Der mit 3.000 Euro ausgestattete zweite Stückepreis, der auf Wunsch auch als dreimonatiges Aufenthaltsstipendium am Pfalztheater Kaiserslautern ausgegeben werden kann, wird an Leon Ospald für sein Stück „Guppysterben“ verliehen.
Der Schauspieler und Dramatiker Leon Ospald stellt in seinem Theaterstück den bizarren Alltag einer Polizeistation ins Zentrum des Geschehens, geprägt von Kompetenzgerangel und organisierter Verantwortungslosigkeit, durchzogen von Ängsten und Selbstbehauptungs-versuchen. Auf der einen Seite stehen der Asylanwärter Fakha, die Polizeichefin und ein Polizeihauptmeister, auf der anderen der Häftling Paul Kluge. Ospald vertraut eher den Mitteln der Farce als der Recherche, daraus entsteht eine schräg und leicht dahingeworfene Szenenfolge, eine irrlichternde schwarze Komödie, unkorrekt, grotesk und überraschend, mit einem dunklen Schluss.
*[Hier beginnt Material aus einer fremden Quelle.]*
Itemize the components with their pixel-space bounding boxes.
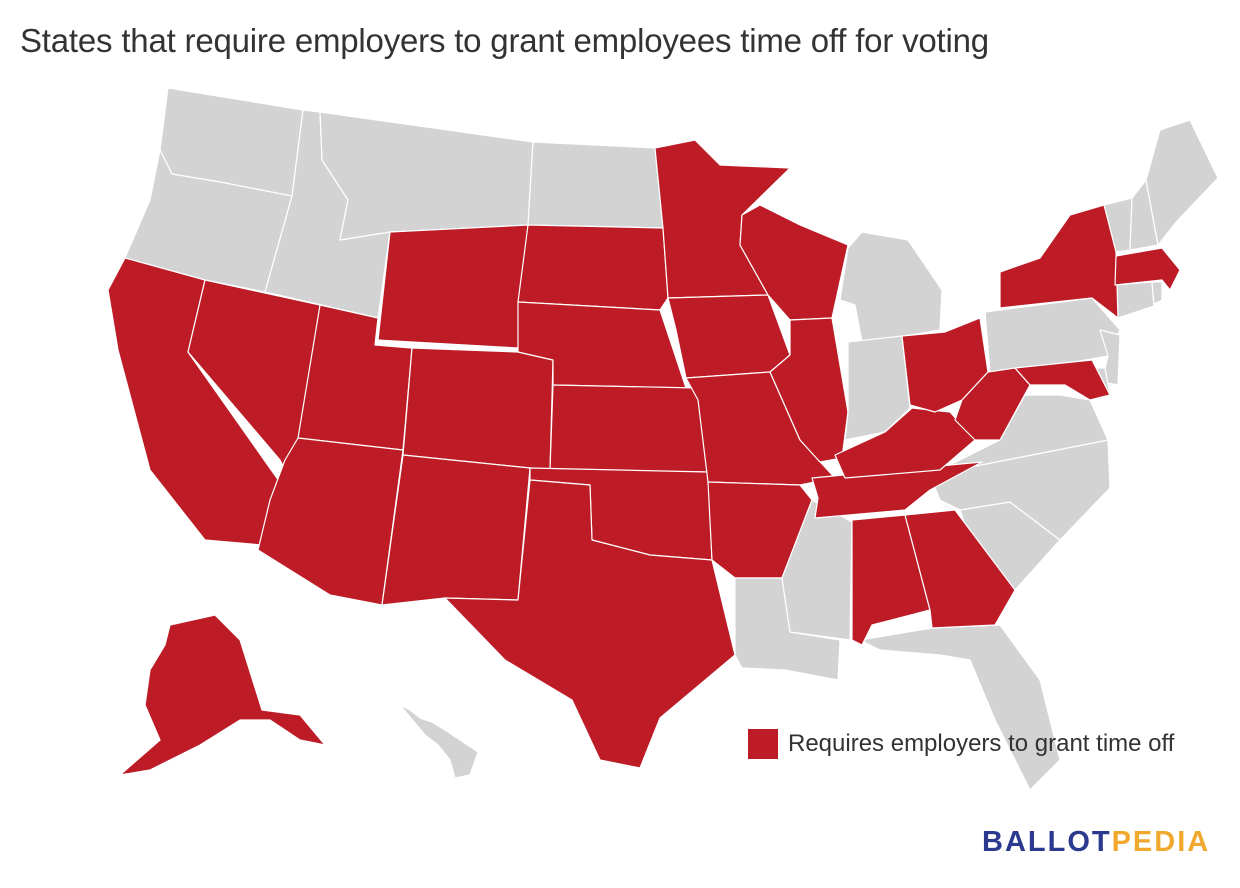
logo-pedia: PEDIA — [1111, 826, 1211, 858]
state-AZ — [257, 437, 404, 606]
state-NY — [999, 204, 1119, 319]
state-SD — [517, 224, 669, 311]
state-NC — [929, 439, 1111, 541]
state-IL — [769, 317, 849, 463]
legend: Requires employers to grant time off — [748, 729, 1174, 759]
state-MS — [781, 499, 853, 641]
state-MI — [839, 231, 943, 343]
state-NM — [381, 454, 531, 606]
state-RI — [1151, 281, 1163, 305]
state-HI — [399, 704, 479, 779]
state-ND — [527, 141, 664, 229]
state-GA — [904, 509, 1016, 629]
state-CT — [1114, 281, 1155, 319]
state-FL — [859, 624, 1061, 791]
state-CO — [402, 347, 554, 471]
state-MD — [1014, 359, 1111, 401]
state-MA — [1114, 247, 1181, 291]
state-WY — [377, 224, 529, 349]
state-TX — [444, 479, 736, 769]
legend-swatch — [748, 729, 778, 759]
legend-label: Requires employers to grant time off — [788, 730, 1175, 757]
state-ME — [1145, 119, 1219, 246]
state-KS — [549, 384, 709, 473]
state-MT — [319, 111, 534, 241]
logo-ballot: BALLOT — [982, 826, 1112, 858]
state-IA — [667, 294, 791, 379]
state-AK — [119, 614, 326, 776]
state-WV — [954, 367, 1031, 441]
map-title: States that require employers to grant e… — [20, 22, 989, 59]
state-PA — [984, 297, 1121, 373]
ballotpedia-logo: BALLOTPEDIA — [982, 826, 1210, 859]
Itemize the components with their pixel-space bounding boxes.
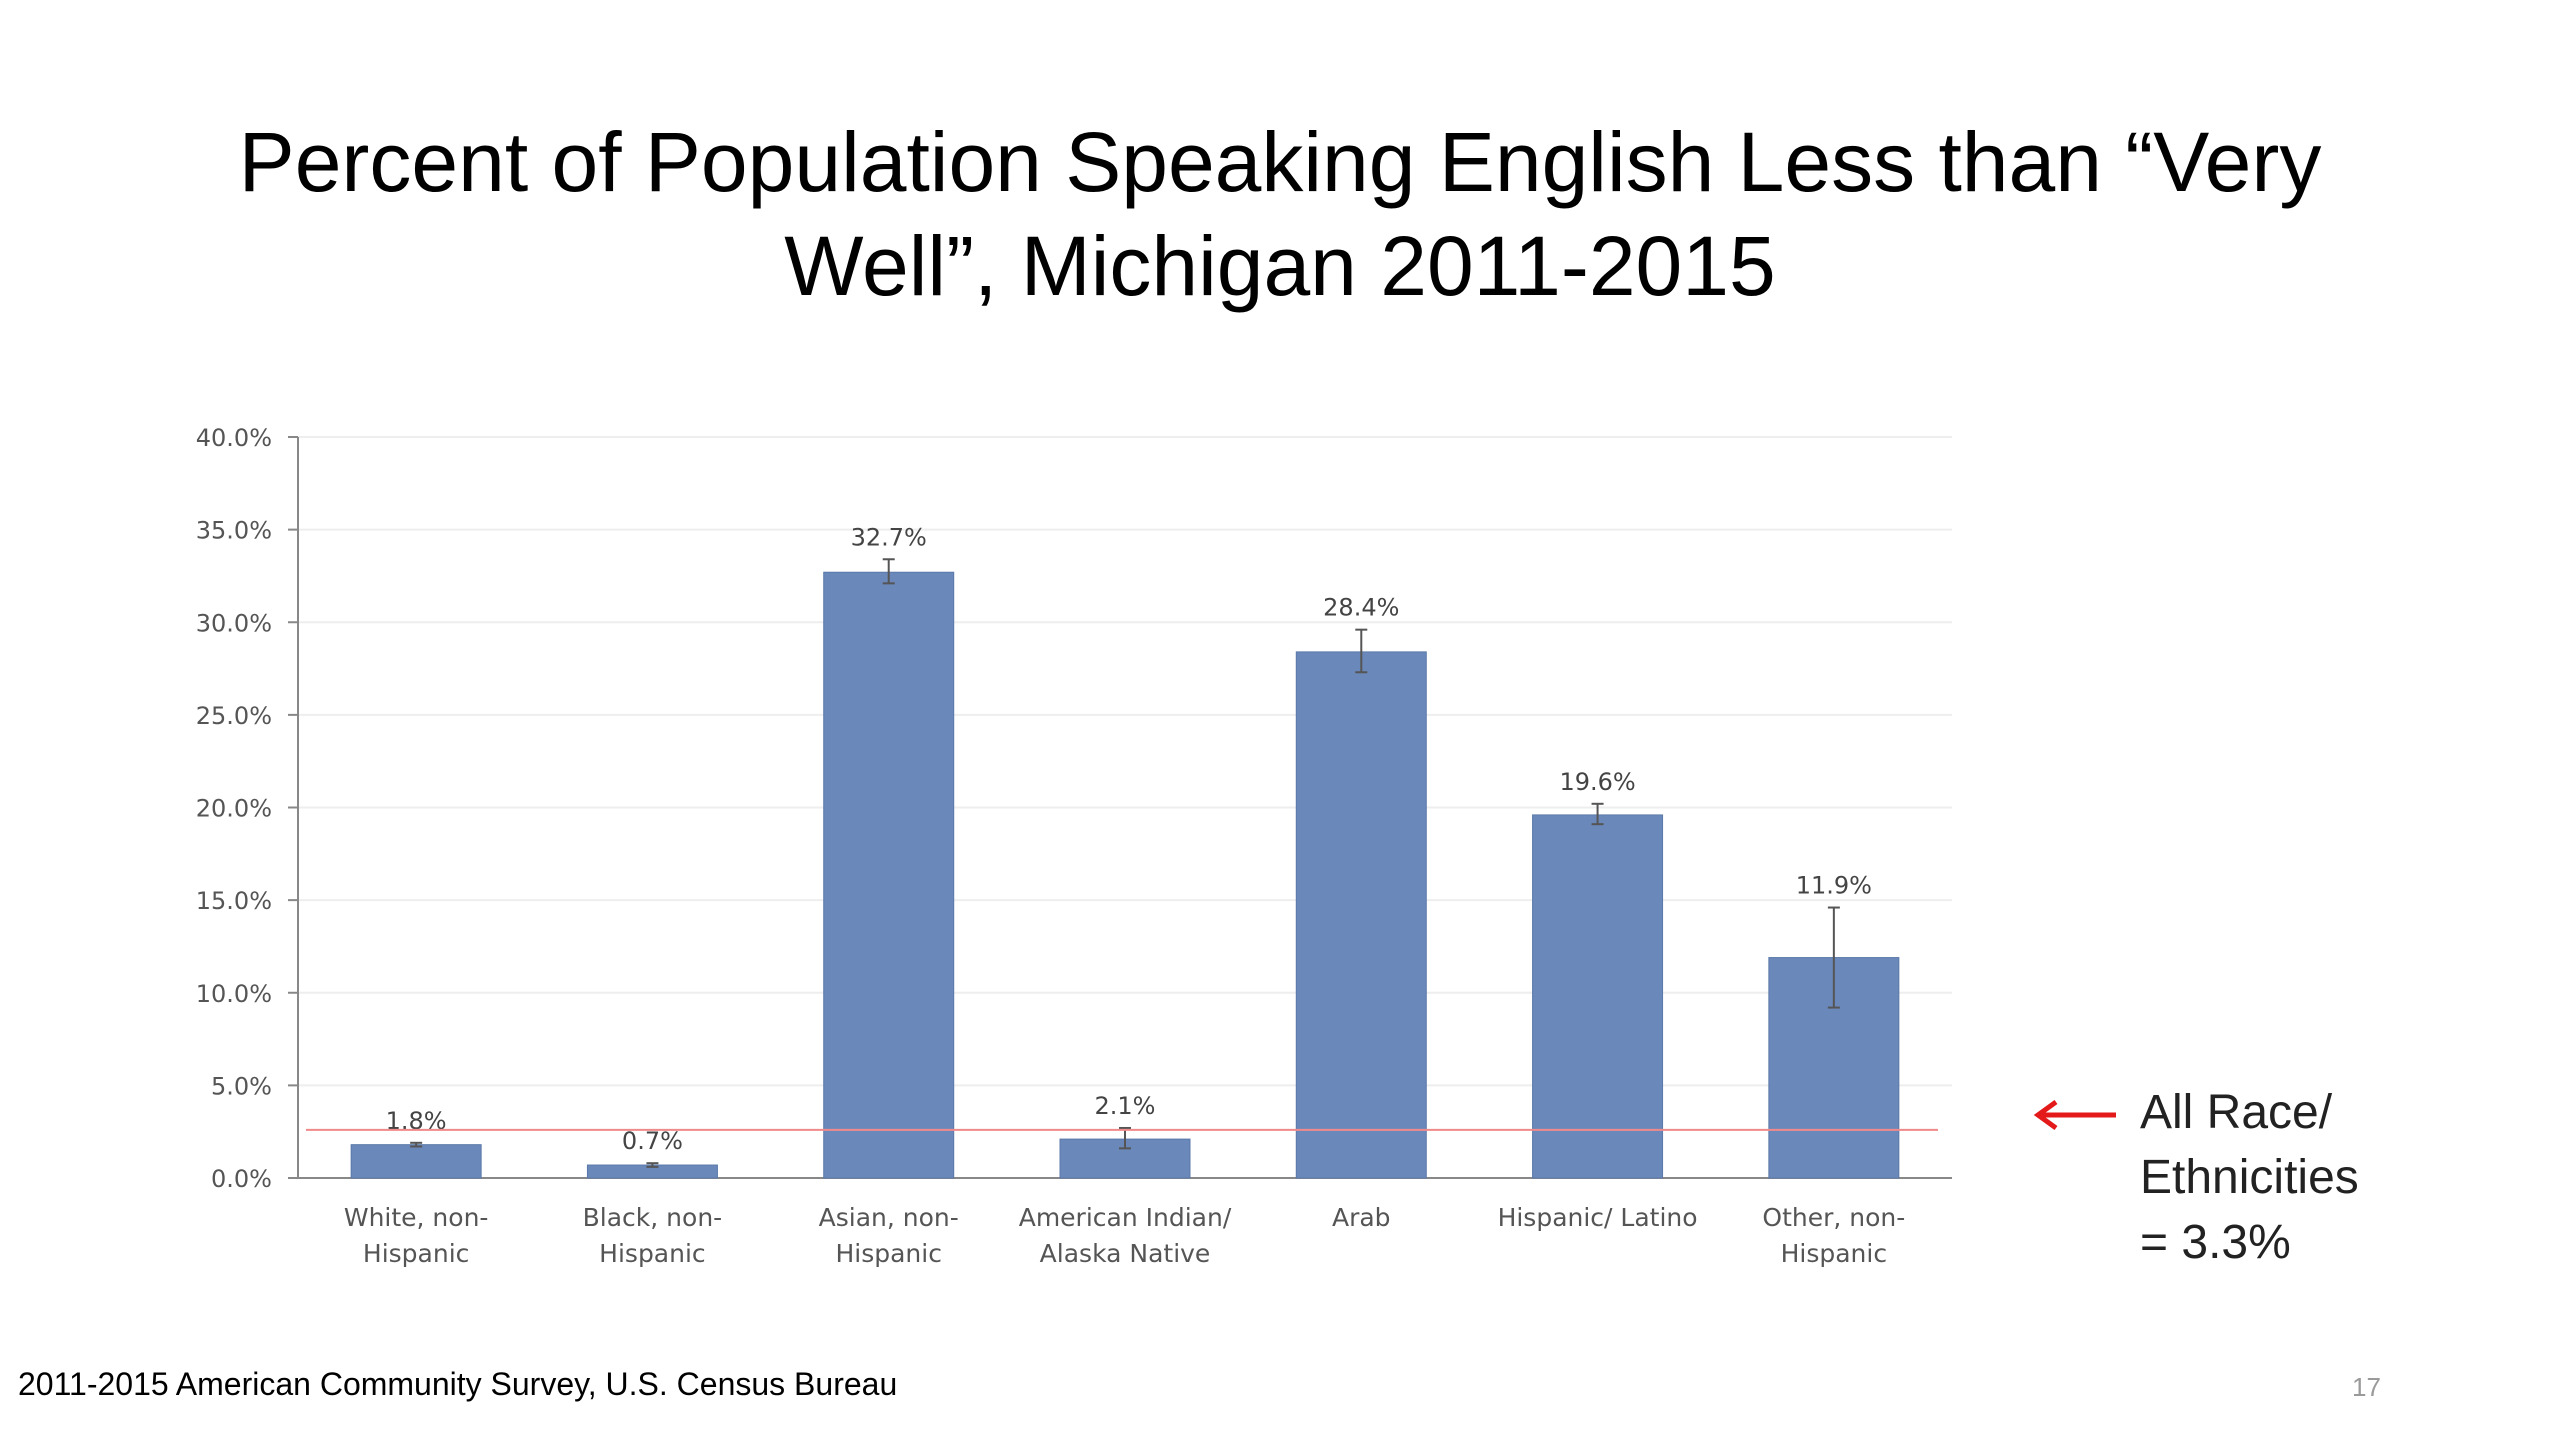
data-label: 19.6% [1559,768,1635,796]
slide-title: Percent of Population Speaking English L… [180,110,2380,318]
x-tick-label: Other, non- [1762,1203,1905,1232]
data-label: 0.7% [622,1127,683,1155]
data-label: 11.9% [1796,872,1872,900]
annotation-line-2: Ethnicities [2140,1151,2359,1204]
x-tick-label: Hispanic/ Latino [1498,1203,1698,1232]
y-tick-label: 20.0% [196,795,272,823]
annotation-line-1: All Race/ [2140,1086,2333,1139]
y-tick-label: 15.0% [196,887,272,915]
y-tick-label: 10.0% [196,980,272,1008]
x-tick-label: Hispanic [835,1239,942,1268]
left-arrow-icon [2033,1100,2116,1130]
y-tick-label: 25.0% [196,702,272,730]
data-label: 32.7% [851,523,927,551]
x-tick-label: Arab [1332,1203,1391,1232]
bar [1532,814,1664,1179]
bar [823,571,955,1179]
page-number: 17 [2352,1372,2381,1402]
x-tick-label: White, non- [344,1203,489,1232]
bar [350,1144,482,1179]
x-tick-label: Asian, non- [819,1203,959,1232]
y-tick-label: 0.0% [211,1165,272,1193]
y-tick-label: 5.0% [211,1072,272,1100]
slide-title-line-1: Percent of Population Speaking English L… [238,115,2322,209]
x-tick-label: Hispanic [1781,1239,1888,1268]
data-label: 28.4% [1323,594,1399,622]
y-tick-label: 30.0% [196,609,272,637]
overall-rate-annotation: All Race/ Ethnicities = 3.3% [2140,1080,2359,1275]
bar [1295,651,1427,1179]
x-tick-label: Black, non- [583,1203,723,1232]
x-tick-label: Hispanic [599,1239,706,1268]
annotation-line-3: = 3.3% [2140,1216,2291,1269]
y-tick-label: 35.0% [196,517,272,545]
data-label: 2.1% [1095,1092,1156,1120]
y-tick-label: 40.0% [196,424,272,452]
slide-title-line-2: Well”, Michigan 2011-2015 [784,219,1776,313]
x-tick-label: Hispanic [363,1239,470,1268]
x-tick-label: Alaska Native [1040,1239,1211,1268]
x-tick-label: American Indian/ [1019,1203,1232,1232]
source-citation: 2011-2015 American Community Survey, U.S… [18,1366,898,1402]
bar-chart: 0.0% 5.0% 10.0% 15.0% 20.0% 25.0% 30.0% 35.0% 40… [196,424,1952,1268]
Der dritte Stückepreis von 2.000 Euro geht an Magdalena Schrefel.
Schrefels Stück „Ein Berg, viele“ – ein Historiendrama, ein ‚Film‘ und ein Theater auf dem Theater – kreist um das aktuelle Thema der Grenzziehung: Ein englischer Gelehrter erfindet bei Tee und Gebäck die afrikanischen Kong-Berge, um den eigentümlichen Verlauf des Flusses Niger zu erklären. Es geht mithin um die europäische Arroganz, sich fremde Landschaften im Gelehrtenkämmerlein nach Gusto zurechtzuschneidern; es geht um das Imaginäre von Grenzen, aber auch um ihre brutale Wirklichkeit, will man sie vom afrikanischen Kontinent aus überwinden. Das Stück verbindet diese beiden Perspektiven auf kunstvolle Weise und bedenkt immer auch mit, dass das Sprechen über Grenzen medial vermittelt ist, also im Theater, im Film oder Fernsehen stattfindet.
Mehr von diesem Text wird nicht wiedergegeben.